The Mega Millions Lottery Is a Suicidal Craze
Tonight a ticket will be chosen worth over half a billion dollars. Lottery agents in New York were selling 1.3 million Mega Millions tickets per hour Thursday.
Officials were expecting to sell about 1.2 billion tickets total before the drawing.
“Americans spend about $60 billion on the lottery every year,” says Stephen Dubner, co-author of “Freakonomics.” “More than $500 per American household goes to playing the lottery.” (CBS This Morning)
There are at least seven reasons you should not gamble with your money in this way — and should tell your congressmen not to support it.
1. It is spiritually suicidal.
“Those who desire to get rich fall into temptation and a snare and many foolish and harmful desires which plunge men into ruin and destruction. . . They have pierced themselves with many a pang” (1 Timothy 6:7–10).

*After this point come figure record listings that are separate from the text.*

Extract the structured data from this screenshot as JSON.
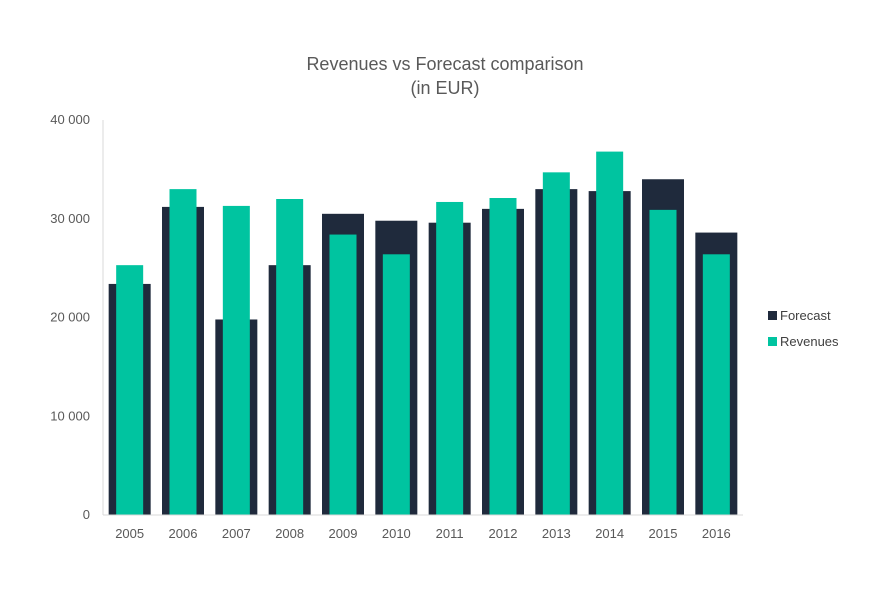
{
  "chart_data": {
    "type": "bar",
    "title": "Revenues vs Forecast comparison",
    "subtitle": "(in EUR)",
    "xlabel": "",
    "ylabel": "",
    "categories": [
      "2005",
      "2006",
      "2007",
      "2008",
      "2009",
      "2010",
      "2011",
      "2012",
      "2013",
      "2014",
      "2015",
      "2016"
    ],
    "series": [
      {
        "name": "Forecast",
        "color": "#1f2a3c",
        "values": [
          23400,
          31200,
          19800,
          25300,
          30500,
          29800,
          29600,
          31000,
          33000,
          32800,
          34000,
          28600
        ]
      },
      {
        "name": "Revenues",
        "color": "#00c4a0",
        "values": [
          25300,
          33000,
          31300,
          32000,
          28400,
          26400,
          31700,
          32100,
          34700,
          36800,
          30900,
          26400
        ]
      }
    ],
    "ylim": [
      0,
      40000
    ],
    "yticks": [
      0,
      10000,
      20000,
      30000,
      40000
    ],
    "ytick_labels": [
      "0",
      "10 000",
      "20 000",
      "30 000",
      "40 000"
    ],
    "grid": false,
    "legend_position": "right",
    "bars": "overlapped"
  }
}
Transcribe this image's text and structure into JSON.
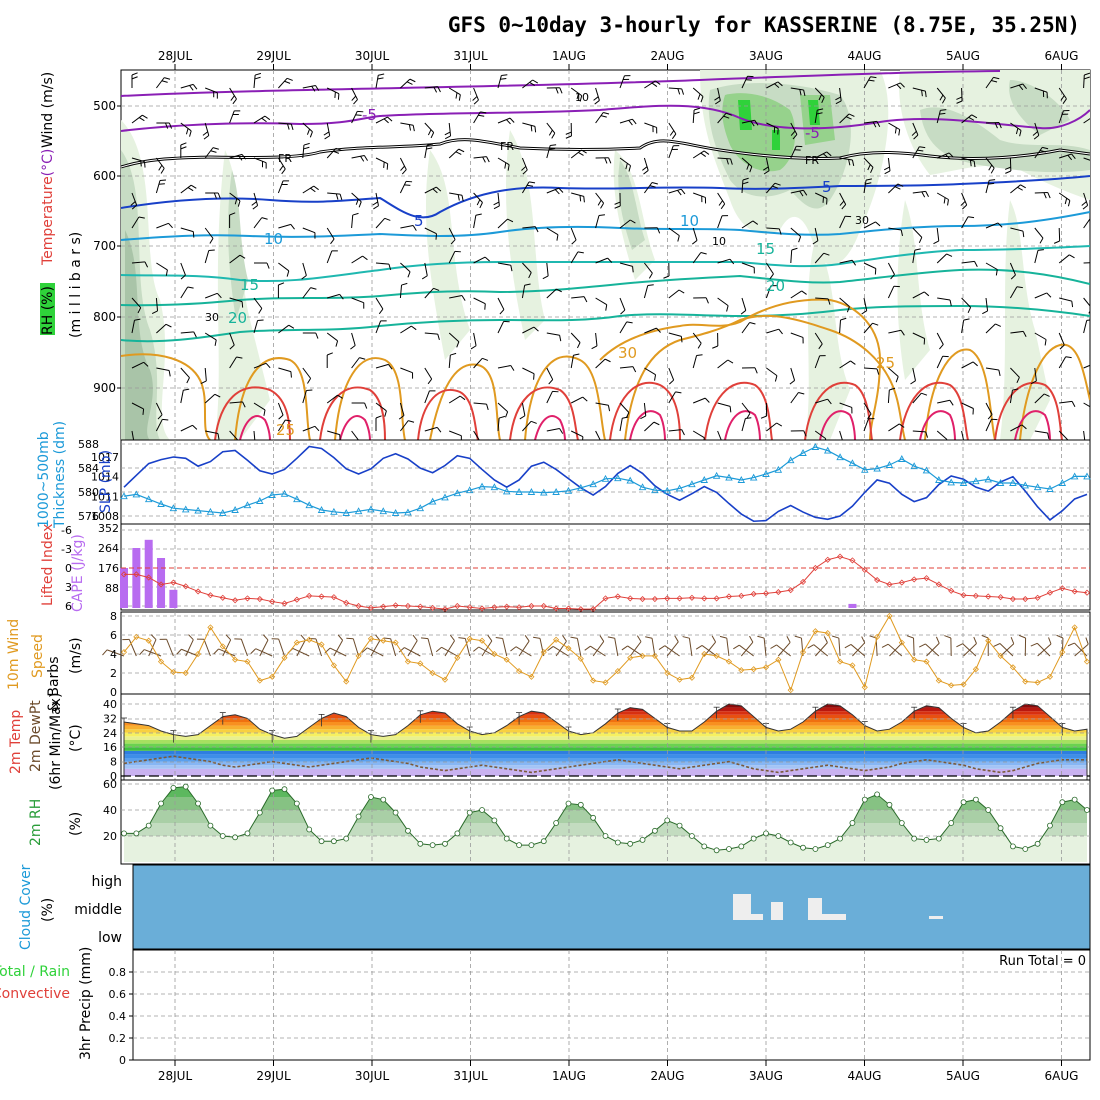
{
  "title": "GFS 0~10day 3-hourly for KASSERINE (8.75E, 35.25N)",
  "colors": {
    "purple": "#8a1fb5",
    "blue": "#1840c8",
    "cyan": "#1c9ad8",
    "teal": "#16b39a",
    "green": "#2a9d3a",
    "orange": "#e09a20",
    "red": "#e0403a",
    "magenta": "#e0206a",
    "cloud": "#6aaed8",
    "cape": "#b86cf0",
    "grid": "#9a9a9a"
  },
  "dates": [
    "28JUL",
    "29JUL",
    "30JUL",
    "31JUL",
    "1AUG",
    "2AUG",
    "3AUG",
    "4AUG",
    "5AUG",
    "6AUG"
  ],
  "panels": {
    "upper": {
      "ylabel_rh": "RH (%)",
      "ylabel_temp": "Temperature",
      "ylabel_temp_unit": "(°C)",
      "ylabel_wind": "Wind (m/s)",
      "ylabel_press": "(m i l l i b a r s)",
      "levels": [
        "500",
        "600",
        "700",
        "800",
        "900"
      ],
      "contours": [
        {
          "label": "-5",
          "color": "purple"
        },
        {
          "label": "-5",
          "color": "purple"
        },
        {
          "label": "FR",
          "color": "black"
        },
        {
          "label": "FR",
          "color": "black"
        },
        {
          "label": "FR",
          "color": "black"
        },
        {
          "label": "5",
          "color": "blue"
        },
        {
          "label": "5",
          "color": "blue"
        },
        {
          "label": "10",
          "color": "cyan"
        },
        {
          "label": "10",
          "color": "cyan"
        },
        {
          "label": "15",
          "color": "teal"
        },
        {
          "label": "15",
          "color": "teal"
        },
        {
          "label": "20",
          "color": "teal"
        },
        {
          "label": "20",
          "color": "teal"
        },
        {
          "label": "30",
          "color": "orange"
        },
        {
          "label": "25",
          "color": "orange"
        },
        {
          "label": "25",
          "color": "orange"
        }
      ],
      "rh_labels": [
        "10",
        "30",
        "30",
        "10"
      ]
    },
    "thick": {
      "ylabel_thick": "1000~500mb",
      "ylabel_thick2": "Thickness (dm)",
      "ylabel_slp": "SLP (mb)",
      "left_ticks": [
        "588",
        "584",
        "580",
        "576"
      ],
      "right_ticks": [
        "1017",
        "1014",
        "1011",
        "1008"
      ]
    },
    "li": {
      "ylabel_li": "Lifted Index",
      "ylabel_cape": "CAPE (J/kg)",
      "left_ticks": [
        "-6",
        "-3",
        "0",
        "3",
        "6"
      ],
      "right_ticks": [
        "352",
        "264",
        "176",
        "88"
      ]
    },
    "wind": {
      "ylabel1": "10m Wind",
      "ylabel2": "Speed",
      "ylabel3": "& Barbs",
      "ylabel_unit": "(m/s)",
      "ticks": [
        "8",
        "6",
        "4",
        "2",
        "0"
      ]
    },
    "temp2m": {
      "ylabel1": "2m Temp",
      "ylabel2": "2m DewPt",
      "ylabel3": "(6hr Min/Max)",
      "ylabel_unit": "(°C)",
      "ticks": [
        "40",
        "32",
        "24",
        "16",
        "8",
        "0"
      ]
    },
    "rh2m": {
      "ylabel": "2m RH",
      "ylabel_unit": "(%)",
      "ticks": [
        "60",
        "40",
        "20"
      ]
    },
    "cloud": {
      "ylabel": "Cloud Cover",
      "ylabel_unit": "(%)",
      "levels": [
        "high",
        "middle",
        "low"
      ]
    },
    "precip": {
      "ylabel_total": "Total / Rain",
      "ylabel_conv": "Convective",
      "ylabel": "3hr Precip (mm)",
      "ticks": [
        "0.8",
        "0.6",
        "0.4",
        "0.2",
        "0"
      ],
      "run_total": "Run Total = 0"
    }
  },
  "chart_data": {
    "type": "meteogram",
    "x_unit": "days from 28JUL 00Z, 3-hourly",
    "x_range": [
      -0.55,
      9.1
    ],
    "slp": [
      1012.4,
      1014.2,
      1016.0,
      1016.6,
      1017.0,
      1016.8,
      1015.6,
      1016.3,
      1017.8,
      1018.0,
      1016.5,
      1014.9,
      1014.4,
      1015.1,
      1016.8,
      1018.6,
      1018.3,
      1016.9,
      1015.2,
      1014.4,
      1015.2,
      1016.8,
      1017.5,
      1016.7,
      1015.3,
      1014.6,
      1015.7,
      1017.2,
      1016.8,
      1015.1,
      1013.5,
      1012.4,
      1013.5,
      1015.6,
      1016.2,
      1015.1,
      1013.7,
      1012.3,
      1011.2,
      1012.5,
      1014.5,
      1015.7,
      1014.5,
      1012.6,
      1011.3,
      1010.4,
      1011.4,
      1012.5,
      1011.6,
      1009.9,
      1008.3,
      1007.2,
      1007.3,
      1008.7,
      1009.6,
      1008.6,
      1007.8,
      1007.5,
      1008.0,
      1009.5,
      1011.6,
      1013.5,
      1013.0,
      1011.3,
      1010.2,
      1010.8,
      1012.8,
      1014.1,
      1013.6,
      1012.4,
      1011.8,
      1013.2,
      1014.0,
      1011.8,
      1009.4,
      1007.4,
      1008.8,
      1010.6,
      1011.3
    ],
    "thickness": [
      579.3,
      579.6,
      578.8,
      578.0,
      577.3,
      577.1,
      576.9,
      576.7,
      576.5,
      577.0,
      577.8,
      578.5,
      579.5,
      579.7,
      578.8,
      577.8,
      577.0,
      576.7,
      576.5,
      576.8,
      577.1,
      576.8,
      576.5,
      576.6,
      577.3,
      578.4,
      579.1,
      579.8,
      580.3,
      580.9,
      580.8,
      580.1,
      580.0,
      580.0,
      579.9,
      580.0,
      580.2,
      580.7,
      581.3,
      582.2,
      582.3,
      581.9,
      580.8,
      580.3,
      580.2,
      580.6,
      581.3,
      582.0,
      582.7,
      582.4,
      582.0,
      582.4,
      583.0,
      583.7,
      585.3,
      586.5,
      587.5,
      586.9,
      585.8,
      584.8,
      583.7,
      583.9,
      584.5,
      585.5,
      584.3,
      583.6,
      582.0,
      581.6,
      581.5,
      581.8,
      582.1,
      581.5,
      581.5,
      581.1,
      580.8,
      580.5,
      581.5,
      582.6,
      582.6
    ],
    "lifted_index": [
      1.0,
      1.0,
      1.5,
      2.6,
      2.3,
      2.9,
      3.7,
      4.3,
      4.7,
      5.1,
      4.8,
      4.9,
      5.3,
      5.6,
      5.0,
      4.4,
      4.5,
      4.6,
      5.5,
      6.0,
      6.3,
      6.1,
      5.9,
      6.0,
      6.1,
      6.3,
      6.5,
      6.0,
      6.2,
      6.4,
      6.2,
      6.1,
      6.2,
      6.0,
      6.0,
      6.4,
      6.4,
      6.5,
      6.5,
      4.8,
      4.5,
      4.8,
      4.9,
      4.9,
      4.8,
      4.8,
      4.7,
      4.8,
      4.8,
      4.5,
      4.4,
      4.1,
      4.0,
      3.8,
      3.5,
      2.2,
      0.0,
      -1.3,
      -1.8,
      -1.2,
      0.3,
      1.9,
      2.6,
      2.3,
      1.8,
      1.6,
      2.6,
      3.6,
      4.3,
      4.4,
      4.5,
      4.6,
      4.9,
      4.9,
      4.7,
      3.9,
      3.2,
      3.7,
      3.9
    ],
    "cape": [
      176,
      264,
      300,
      220,
      80,
      0,
      0,
      0,
      0,
      0,
      0,
      0,
      0,
      0,
      0,
      0,
      0,
      0,
      0,
      0,
      0,
      0,
      0,
      0,
      0,
      0,
      0,
      0,
      0,
      0,
      0,
      0,
      0,
      0,
      0,
      0,
      0,
      0,
      0,
      0,
      0,
      0,
      0,
      0,
      0,
      0,
      0,
      0,
      0,
      0,
      0,
      0,
      0,
      0,
      0,
      0,
      0,
      0,
      0,
      18,
      0,
      0,
      0,
      0,
      0,
      0,
      0,
      0,
      0,
      0,
      0,
      0,
      0,
      0,
      0,
      0,
      0,
      0,
      0
    ],
    "wind_speed": [
      4.2,
      5.8,
      5.4,
      3.2,
      2.1,
      2.0,
      4.0,
      6.8,
      4.8,
      3.4,
      3.2,
      1.2,
      1.6,
      3.6,
      5.2,
      5.5,
      5.0,
      2.8,
      1.1,
      3.8,
      5.6,
      5.4,
      5.2,
      3.2,
      3.0,
      2.0,
      1.3,
      3.6,
      5.6,
      5.4,
      4.0,
      3.4,
      2.2,
      1.6,
      4.2,
      5.5,
      4.6,
      3.5,
      1.2,
      1.0,
      2.2,
      3.6,
      3.8,
      3.8,
      2.0,
      1.3,
      1.5,
      4.0,
      3.8,
      3.2,
      2.3,
      2.4,
      2.6,
      3.4,
      0.2,
      4.2,
      6.4,
      6.2,
      3.2,
      2.8,
      0.5,
      5.8,
      8.0,
      5.2,
      3.4,
      3.2,
      1.2,
      0.7,
      0.8,
      2.4,
      5.4,
      3.8,
      2.6,
      1.1,
      1.0,
      1.6,
      4.2,
      6.8,
      3.2
    ],
    "temp_2m": [
      30,
      29,
      28,
      25,
      23,
      22,
      23,
      28,
      33,
      34,
      32,
      26,
      23,
      21,
      22,
      27,
      32,
      35,
      33,
      27,
      23,
      22,
      23,
      28,
      34,
      36,
      35,
      29,
      25,
      23,
      24,
      28,
      33,
      36,
      35,
      30,
      25,
      23,
      24,
      29,
      35,
      38,
      37,
      32,
      27,
      25,
      25,
      30,
      36,
      40,
      39,
      33,
      27,
      25,
      26,
      30,
      36,
      40,
      39,
      34,
      28,
      25,
      26,
      30,
      36,
      39,
      38,
      32,
      27,
      24,
      25,
      30,
      36,
      40,
      39,
      33,
      27,
      25,
      26
    ],
    "dewpt_2m": [
      7,
      8,
      9,
      10,
      11,
      10,
      9,
      8,
      6,
      5,
      6,
      7,
      8,
      7,
      6,
      5,
      6,
      7,
      8,
      9,
      10,
      9,
      8,
      7,
      5,
      4,
      3,
      4,
      5,
      6,
      5,
      4,
      3,
      2,
      3,
      4,
      5,
      6,
      7,
      8,
      9,
      8,
      7,
      6,
      5,
      4,
      5,
      6,
      7,
      8,
      6,
      4,
      3,
      2,
      3,
      4,
      5,
      6,
      5,
      4,
      3,
      4,
      5,
      7,
      8,
      9,
      8,
      7,
      6,
      4,
      3,
      2,
      3,
      5,
      7,
      8,
      9,
      9,
      9
    ],
    "rh_2m": [
      22,
      22,
      28,
      45,
      57,
      58,
      45,
      28,
      20,
      19,
      22,
      38,
      55,
      56,
      45,
      25,
      16,
      16,
      18,
      35,
      50,
      48,
      38,
      24,
      14,
      13,
      14,
      22,
      38,
      40,
      32,
      18,
      13,
      13,
      16,
      30,
      45,
      44,
      34,
      20,
      15,
      14,
      17,
      24,
      32,
      28,
      20,
      12,
      9,
      10,
      12,
      18,
      22,
      20,
      15,
      11,
      10,
      13,
      18,
      30,
      48,
      52,
      44,
      30,
      18,
      17,
      18,
      30,
      46,
      48,
      40,
      26,
      12,
      10,
      14,
      28,
      46,
      48,
      40
    ],
    "cloud_middle": [
      0,
      0,
      0,
      0,
      0,
      0,
      0,
      0,
      0,
      0,
      0,
      0,
      0,
      0,
      0,
      0,
      0,
      0,
      0,
      0,
      0,
      0,
      0,
      0,
      0,
      0,
      0,
      0,
      0,
      0,
      0,
      0,
      0,
      0,
      0,
      0,
      0,
      0,
      0,
      0,
      0,
      0,
      0,
      0,
      0,
      0,
      0,
      0,
      0,
      0,
      0,
      0,
      0,
      0,
      0,
      0,
      0,
      0,
      0,
      0,
      0,
      0,
      0,
      0,
      0,
      0,
      0,
      0,
      0,
      0,
      0,
      0,
      0,
      0,
      0,
      0,
      0,
      0,
      0
    ],
    "precip_total": 0,
    "precip_ylim": [
      0,
      1.0
    ]
  }
}
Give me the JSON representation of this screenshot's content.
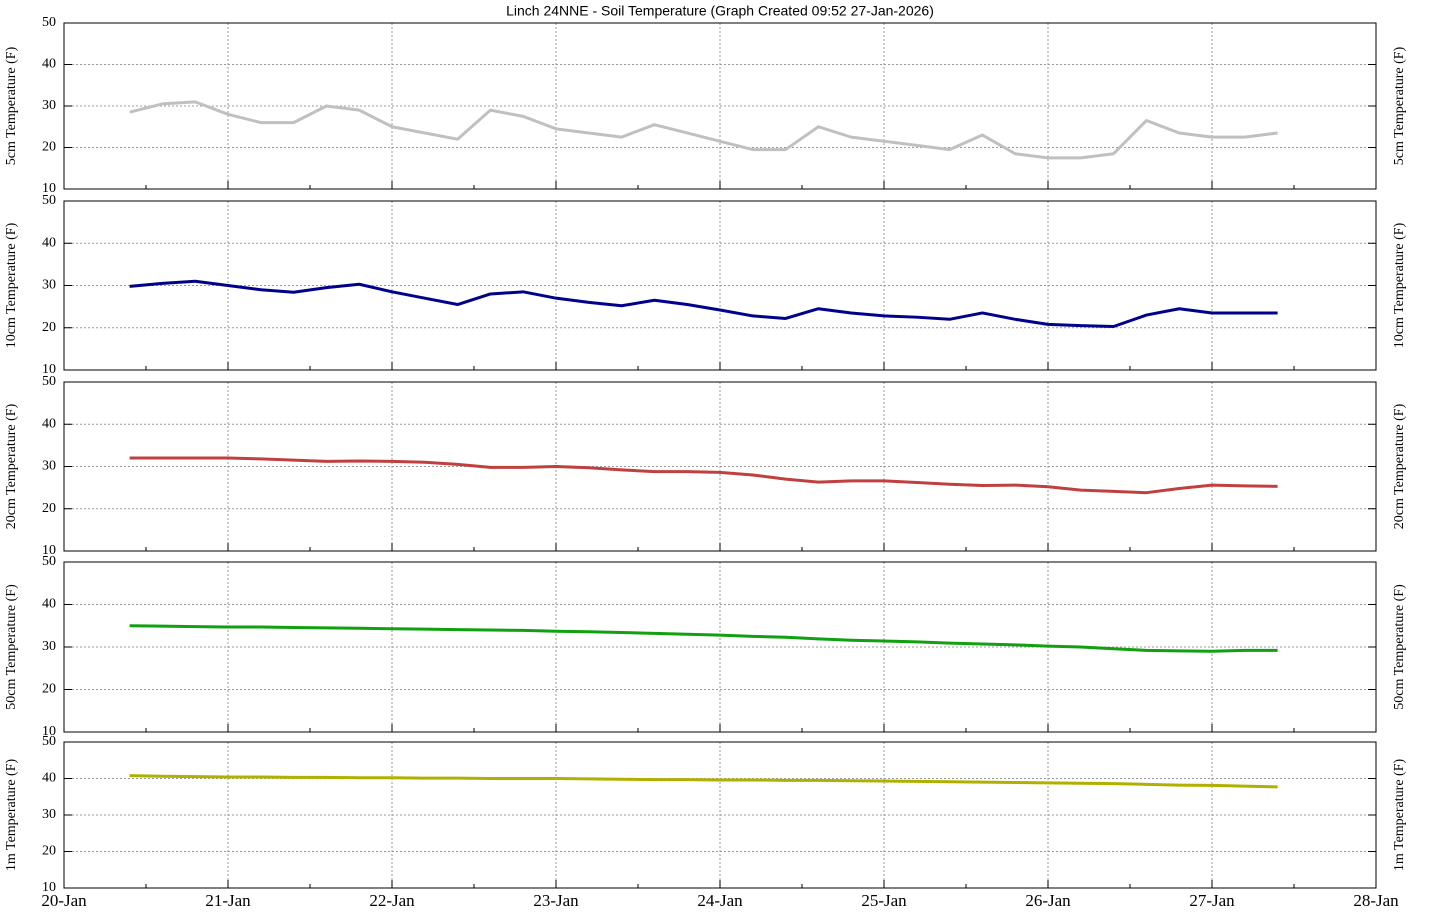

2. It is a kind of embezzlement.
Managers don’t gamble with their Master’s money. All you have belongs to God. All of it. Faithful trustees may not gamble with a trust fund. They have no right. The parable of the talents says Jesus will take account of how we handled his money. “They went and worked” (Matthew 25:16). That is how we seek to provide for ourselves (1 Corinthians 4:12; 1 Thessalonians 4:11; Ephesians 4:28)
3. It’s a fool’s errand.
The odds of winning are nearly 176 million-to-one. You take real money and buy with it a chance. That chance is so infinitesimally small that the dollar is virtually lost. 175,999,999 times. The smaller amounts paid out more often are like a fog to keep you from seeing what is happening.
4. The system is built on the necessity of most people losing.
The Lottery is just another form of gambling (without any of the glamour and glitz of Las Vegas, of course). The “house” controls the action, the players will all eventually lose. (See International Business Times)
5. It preys on the poor.
It supports and encourages “yet another corrosive addiction that preys upon the greed and hopeless dreams of those trapped in poverty. . . The Consumerist suggested that poor people in the U.S. — those earning $13,000 or less — spend an astounding 9 percent of their income on lottery tickets. . . making this ‘harmless’ game a ‘deeply regressive tax.’” (International Business Times)
6. There is a better alternative.
A survey by Opinion Research Corporation for the Consumer Federation of America and the Financial Planning Association revealed that one-fifth (21 percent) of people surveyed thought the lottery was a practical way to accumulate wealth. We are teaching people to be fools.
If the $500 a year that on average all American households throw away on the lottery (see above) were invested in an index fund each year for 20 years, each family would have $24,000. Not maybe. Really. And the taxes on these earnings would not only support government services, but would be built on sound and sustainable habits of economic life.
7. For the sake of quick money, government is undermining the virtue without which it cannot survive.
A government that raises money by encouraging and exploiting the weaknesses of its citizens escapes that democratic mechanism of accountability. As important, state-sponsored gambling undercuts the civic virtue upon which democratic governance depends. (First Things, Sept., 1991, 12)
So, if you win, don’t tithe your lottery winnings to our church. Christ does not build his church on the backs of the poor. Pray that Christ’s people will be so satisfied in him that they will be freed from the greed that makes us crave to get rich.